2.3. Monitoring Memory

If everything goes well, the debugger is now stopped at the beginning of the infinite loop:

Press several times to verify that the switch statement behaves as expected (until i=3 for instance). Doing that, observe the values of state, i, j into the Variables tab.

Open the Memory view. Add a monitor &i. The memory viewer then shifts to display the location of i variable first (here at address 0x20003FF4).

Step over the code another couple of times to see if the value of i correctly changes in both the Variables and Memory views.

Suppose now that we want to check that the switch statement works well when i variable reaches 100000. Obviously, it would take too much time (and pain) to manually step through the code until then.

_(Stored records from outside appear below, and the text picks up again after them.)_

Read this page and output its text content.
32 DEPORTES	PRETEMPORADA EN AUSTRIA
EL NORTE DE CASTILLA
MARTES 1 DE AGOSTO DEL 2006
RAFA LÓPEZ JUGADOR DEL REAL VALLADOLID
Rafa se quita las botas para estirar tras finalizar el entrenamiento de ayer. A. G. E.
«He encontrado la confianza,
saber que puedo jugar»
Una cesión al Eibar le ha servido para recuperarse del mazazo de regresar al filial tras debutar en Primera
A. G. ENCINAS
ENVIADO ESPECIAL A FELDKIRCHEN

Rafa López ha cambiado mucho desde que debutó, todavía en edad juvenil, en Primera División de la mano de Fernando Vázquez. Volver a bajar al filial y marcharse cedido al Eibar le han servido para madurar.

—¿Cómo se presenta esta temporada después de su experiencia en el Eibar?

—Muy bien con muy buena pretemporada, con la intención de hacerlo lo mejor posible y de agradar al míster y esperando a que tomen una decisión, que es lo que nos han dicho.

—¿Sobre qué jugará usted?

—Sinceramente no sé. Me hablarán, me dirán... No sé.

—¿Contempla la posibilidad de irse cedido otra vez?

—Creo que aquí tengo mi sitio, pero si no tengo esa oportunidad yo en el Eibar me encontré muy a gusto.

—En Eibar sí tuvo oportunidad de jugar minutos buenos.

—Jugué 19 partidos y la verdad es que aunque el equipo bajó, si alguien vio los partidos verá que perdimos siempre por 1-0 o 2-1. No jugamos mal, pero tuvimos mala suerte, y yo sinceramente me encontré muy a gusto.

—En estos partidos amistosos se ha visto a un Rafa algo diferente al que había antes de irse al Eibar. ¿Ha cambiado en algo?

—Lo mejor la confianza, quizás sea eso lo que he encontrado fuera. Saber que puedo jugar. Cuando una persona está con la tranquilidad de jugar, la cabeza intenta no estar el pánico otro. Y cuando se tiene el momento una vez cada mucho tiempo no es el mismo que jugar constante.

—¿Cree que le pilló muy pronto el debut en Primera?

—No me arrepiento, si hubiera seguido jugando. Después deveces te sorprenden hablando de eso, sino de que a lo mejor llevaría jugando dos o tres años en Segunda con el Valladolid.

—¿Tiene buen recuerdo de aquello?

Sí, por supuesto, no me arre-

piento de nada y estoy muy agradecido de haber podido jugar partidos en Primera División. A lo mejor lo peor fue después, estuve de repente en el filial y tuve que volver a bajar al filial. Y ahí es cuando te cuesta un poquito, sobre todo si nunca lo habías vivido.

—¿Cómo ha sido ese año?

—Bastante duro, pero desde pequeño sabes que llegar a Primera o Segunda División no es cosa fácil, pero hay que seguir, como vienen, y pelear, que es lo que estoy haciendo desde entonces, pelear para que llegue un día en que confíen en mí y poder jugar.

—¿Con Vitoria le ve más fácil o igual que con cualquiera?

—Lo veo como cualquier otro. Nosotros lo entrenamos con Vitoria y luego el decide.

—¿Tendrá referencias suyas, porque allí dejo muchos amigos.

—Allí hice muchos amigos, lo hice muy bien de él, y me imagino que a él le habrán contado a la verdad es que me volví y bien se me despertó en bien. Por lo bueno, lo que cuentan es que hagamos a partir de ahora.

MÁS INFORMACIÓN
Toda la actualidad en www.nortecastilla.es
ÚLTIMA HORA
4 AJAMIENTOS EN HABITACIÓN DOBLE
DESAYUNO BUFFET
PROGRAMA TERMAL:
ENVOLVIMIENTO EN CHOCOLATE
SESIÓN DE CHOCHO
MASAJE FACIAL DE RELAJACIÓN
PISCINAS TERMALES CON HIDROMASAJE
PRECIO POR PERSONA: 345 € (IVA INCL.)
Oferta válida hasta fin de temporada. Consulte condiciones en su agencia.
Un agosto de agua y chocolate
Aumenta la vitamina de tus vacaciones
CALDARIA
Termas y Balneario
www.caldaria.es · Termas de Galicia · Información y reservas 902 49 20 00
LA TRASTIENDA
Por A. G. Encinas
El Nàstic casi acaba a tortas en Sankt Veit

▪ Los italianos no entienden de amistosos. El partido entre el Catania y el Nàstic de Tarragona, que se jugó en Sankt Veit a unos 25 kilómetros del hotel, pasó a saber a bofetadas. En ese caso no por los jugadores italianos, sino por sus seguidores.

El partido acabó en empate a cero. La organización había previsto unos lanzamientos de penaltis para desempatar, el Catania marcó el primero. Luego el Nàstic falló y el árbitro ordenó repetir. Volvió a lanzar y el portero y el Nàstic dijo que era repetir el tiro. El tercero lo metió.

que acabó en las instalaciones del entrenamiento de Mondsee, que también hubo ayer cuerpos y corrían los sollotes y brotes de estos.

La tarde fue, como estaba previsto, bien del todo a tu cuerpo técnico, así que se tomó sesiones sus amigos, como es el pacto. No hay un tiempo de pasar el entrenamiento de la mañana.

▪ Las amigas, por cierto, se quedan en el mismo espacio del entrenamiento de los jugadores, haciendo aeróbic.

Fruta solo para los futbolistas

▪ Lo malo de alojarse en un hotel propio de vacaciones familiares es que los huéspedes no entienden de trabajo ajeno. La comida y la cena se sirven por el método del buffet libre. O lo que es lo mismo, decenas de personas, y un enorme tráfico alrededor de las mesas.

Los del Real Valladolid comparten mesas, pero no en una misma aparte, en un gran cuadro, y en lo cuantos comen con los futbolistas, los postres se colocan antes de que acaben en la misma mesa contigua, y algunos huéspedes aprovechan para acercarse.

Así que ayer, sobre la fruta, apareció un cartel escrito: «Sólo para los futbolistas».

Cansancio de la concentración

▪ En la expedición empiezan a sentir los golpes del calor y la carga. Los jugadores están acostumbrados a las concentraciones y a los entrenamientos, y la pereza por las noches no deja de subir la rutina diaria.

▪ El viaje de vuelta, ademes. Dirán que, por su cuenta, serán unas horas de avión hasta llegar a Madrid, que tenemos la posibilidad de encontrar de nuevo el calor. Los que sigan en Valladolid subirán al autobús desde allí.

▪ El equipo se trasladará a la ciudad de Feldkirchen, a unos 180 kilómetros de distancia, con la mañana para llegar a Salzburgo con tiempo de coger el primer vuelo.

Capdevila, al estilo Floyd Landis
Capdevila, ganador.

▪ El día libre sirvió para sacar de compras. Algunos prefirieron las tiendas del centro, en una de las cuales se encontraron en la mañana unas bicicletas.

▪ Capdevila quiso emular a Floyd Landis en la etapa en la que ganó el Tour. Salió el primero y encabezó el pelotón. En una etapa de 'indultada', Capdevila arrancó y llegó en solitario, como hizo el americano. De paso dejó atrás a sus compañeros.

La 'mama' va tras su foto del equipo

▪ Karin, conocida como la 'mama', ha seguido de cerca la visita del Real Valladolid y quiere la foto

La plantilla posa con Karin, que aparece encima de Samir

There are at least 3 ways to achieve this much faster:

• Change the value of i to something close to 100000 (eg 99999), in the Variables view

• Position editing cursor on line 47 (first instruction when i>100000) and then use Run→Run To Line menu command

• Set a breakpoint at line 47, and then press the run button

Let-us try the second method. Position editing cursor on line 47 (or the one that corresponds in your source code) and then use Run→Run To Line menu command. Watch the value of i in the Variables view. Should be 100001 now.

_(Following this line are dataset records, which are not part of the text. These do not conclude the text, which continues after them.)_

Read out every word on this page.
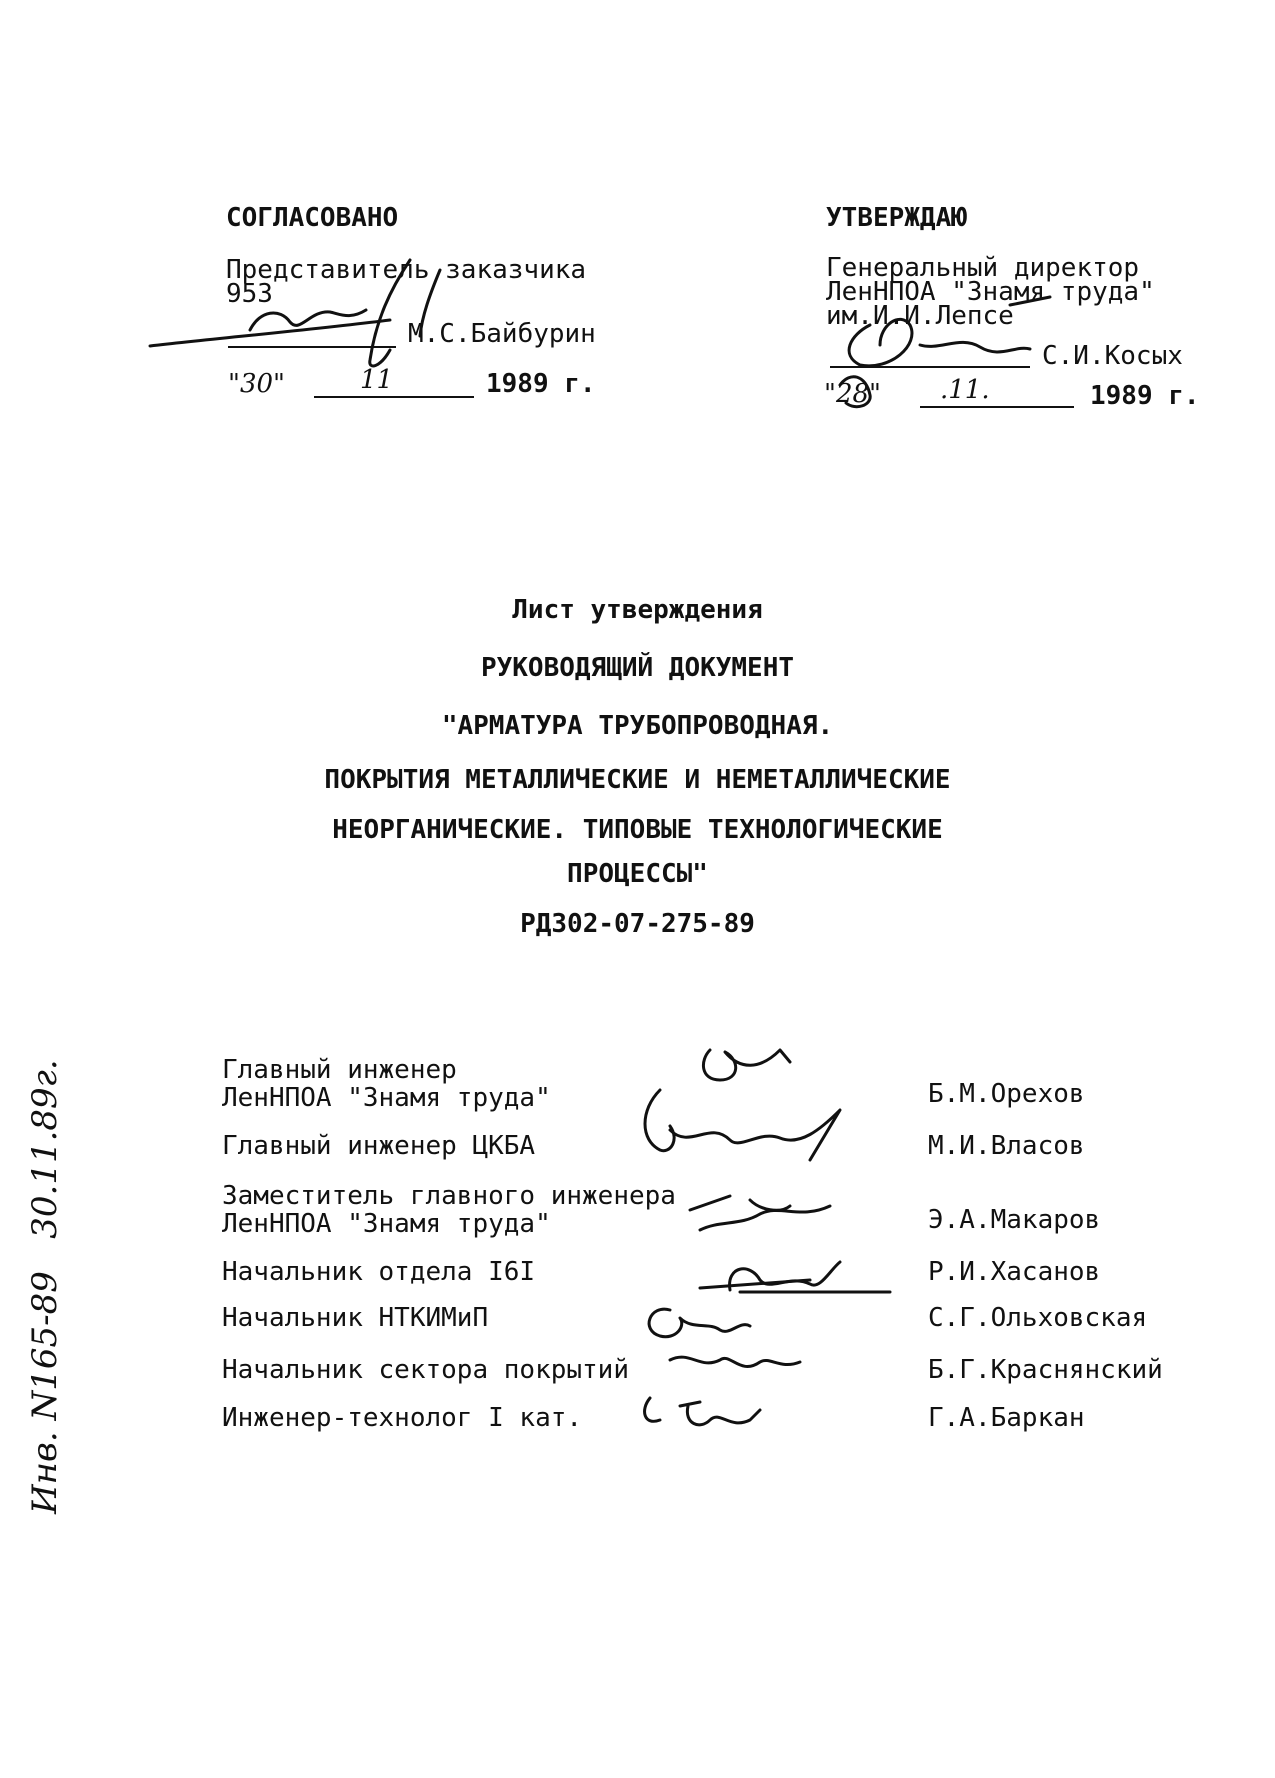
СОГЛАСОВАНО
Представитель заказчика
953
М.С.Байбурин
"30"	11	1989 г.
УТВЕРЖДАЮ
Генеральный директор
ЛенНПОА "Знамя труда"
им.И.И.Лепсе
С.И.Косых
"28" .11.	1989 г.
Лист утверждения
РУКОВОДЯЩИЙ ДОКУМЕНТ
"АРМАТУРА ТРУБОПРОВОДНАЯ.
ПОКРЫТИЯ МЕТАЛЛИЧЕСКИЕ И НЕМЕТАЛЛИЧЕСКИЕ
НЕОРГАНИЧЕСКИЕ. ТИПОВЫЕ ТЕХНОЛОГИЧЕСКИЕ
ПРОЦЕССЫ"
РД302-07-275-89
Главный инженер
ЛенНПОА "Знамя труда"	Б.М.Орехов
Главный инженер ЦКБА	М.И.Власов
Заместитель главного инженера
ЛенНПОА "Знамя труда"	Э.А.Макаров
Начальник отдела I6I	Р.И.Хасанов
Начальник НТКИМиП	С.Г.Ольховская
Начальник сектора покрытий	Б.Г.Краснянский
Инженер-технолог I кат.	Г.А.Баркан
Инв. N165-89   30.11.89г.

Step-over the code another couple of times, looking at i, j and state variables and make sure things are behaving as expected (now looping through the state 1).

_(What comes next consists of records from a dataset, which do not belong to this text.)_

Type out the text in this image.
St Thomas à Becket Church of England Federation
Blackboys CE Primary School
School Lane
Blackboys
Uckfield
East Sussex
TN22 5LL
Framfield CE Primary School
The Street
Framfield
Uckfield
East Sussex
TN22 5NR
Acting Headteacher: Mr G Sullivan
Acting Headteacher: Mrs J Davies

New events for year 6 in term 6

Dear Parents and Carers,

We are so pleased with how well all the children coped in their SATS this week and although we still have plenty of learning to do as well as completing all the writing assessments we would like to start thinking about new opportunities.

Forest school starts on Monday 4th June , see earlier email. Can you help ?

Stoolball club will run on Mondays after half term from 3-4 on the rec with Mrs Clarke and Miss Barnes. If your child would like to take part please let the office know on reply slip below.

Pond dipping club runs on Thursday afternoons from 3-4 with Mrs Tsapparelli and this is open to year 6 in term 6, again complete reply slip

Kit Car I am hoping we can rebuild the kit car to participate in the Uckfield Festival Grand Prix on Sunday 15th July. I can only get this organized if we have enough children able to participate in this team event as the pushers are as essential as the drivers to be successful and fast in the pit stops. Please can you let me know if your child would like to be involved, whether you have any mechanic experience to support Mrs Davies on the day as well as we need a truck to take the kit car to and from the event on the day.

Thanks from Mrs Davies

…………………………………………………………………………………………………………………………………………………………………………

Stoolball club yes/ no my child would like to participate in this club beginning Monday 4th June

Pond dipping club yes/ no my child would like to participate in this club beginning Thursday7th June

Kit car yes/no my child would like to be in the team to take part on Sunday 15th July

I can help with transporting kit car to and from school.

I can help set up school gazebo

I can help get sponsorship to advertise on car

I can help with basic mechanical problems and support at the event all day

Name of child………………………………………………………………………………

Press the run button and verify that the LED is blinking in real time, as a normal code execution.

Note that both Expressions and Variables views display variables. So why having both?

• The Variables view automatically displays variables that are local to the function being debugged at a given time. It is not able to display global variables.

• The Expressions view is where you can display global variables and expressions based on variables.

2.4. Using Breakpoints

Suspend the debugger

The code line pointer is somewhere in the main loop, depending on when you pressed the pause button.  Let us assume that we want to stop the code execution each time there is a change in the LED state. We can do that with breakpoints.

Double-click in the vertical blue lane (on the left of the main editor frame) at line 49 and line 60. You have set two breakpoints, right before LED state changes:

Now the LED state should toggle every time you press , alternatively stopping program execution on either breakpoints. Note that breakpoints are a limited hardware feature of the MCU. STM32F072 offers up to 4 breakpoints. You cannot set as many breakpoints you want.

Info : stm32f0x.cpu: hardware has 4 breakpoints, 2 watchpoints

You can view and manage active breakpoints using the Breakpoints view :

We can't leave this tutorial without a look on the two code lines that actually change the LED state, would we ?

The LED is turned on by:

*(int *)0x48000014 |= 0x00000020U;

• 0x00000020 (hex) is equivalent to 0000 0000 0000 0000 0000 0000 0010 0000 (binary). That is a '1' at the 5th position.
• 0x48000014 is the address of the ODR (Output Data Register) register of GPIOA.

So this code simply writes a '1' on bit #5 of the ODR register, of the GPIOA peripheral.

The same way, the LED is turned off by:

*(int *)0x48000014 &= ~0x00000020U;

Well done, you may terminate the debug session .

3. Summary

This tutorial is an overview of the most useful features of the debugger. Debugging is an essential process that you should get familiar with. No new code (even apparently working) should be released without a deep check (line by line) under debugger. You’ll be surprised.